Let the leaves dance in a glass
For green tea, try one of three orders:
- Water first: leaf lands on the surface and wets gradually.
- Staged: a little water, then leaf, then the rest.
- Leaf first: water hits and wets dense leaf quickly.
Choose according to the tea, not a seasonal rule. Begin with 2–3 g per 250 ml, use a suitable temperature, and taste after 2–3 minutes. An open glass cools faster than a covered pot and gives you a front-row seat.
Leave a root and top it up
Drink until about one-third remains, then refill. Old and new tea mix, smoothing the jump between a strong last sip and watery fresh water.
This works well at a desk or with large intact leaf. It is less precise than complete drainage because the leftover volume and refill timing keep changing.
Rough cup? Refill sooner, use less leaf, or lower the temperature.
Warning
Do not leave wet leaf sealed at room temperature all day. Use a controlled thermos recipe or refrigerated cold brew for longer storage.
Watch a siphon do the separating
Heat pushes water into the siphon’s upper chamber, where it meets the leaf. Remove the heat and falling pressure draws the filtered tea back down.
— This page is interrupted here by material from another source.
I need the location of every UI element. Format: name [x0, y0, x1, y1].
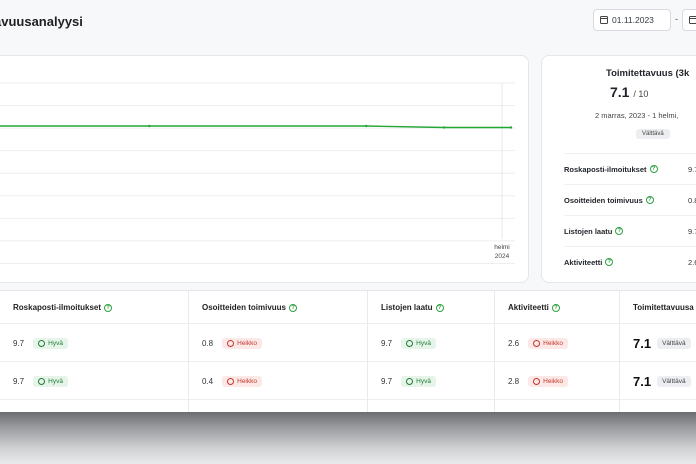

The method gives complete separation, stable high heat, and a visible repeatable cycle. Filters take work to clean, and mid-cycle corrections are difficult.
Begin with 4–5 g per 300 ml and keep the contact short once the water rises.
Use intact heat-rated equipment on a stable surface. Never block the steam path or shock hot glass with cold water. Adjust only one variable at a time with Why Tea Gets Stronger as your guide.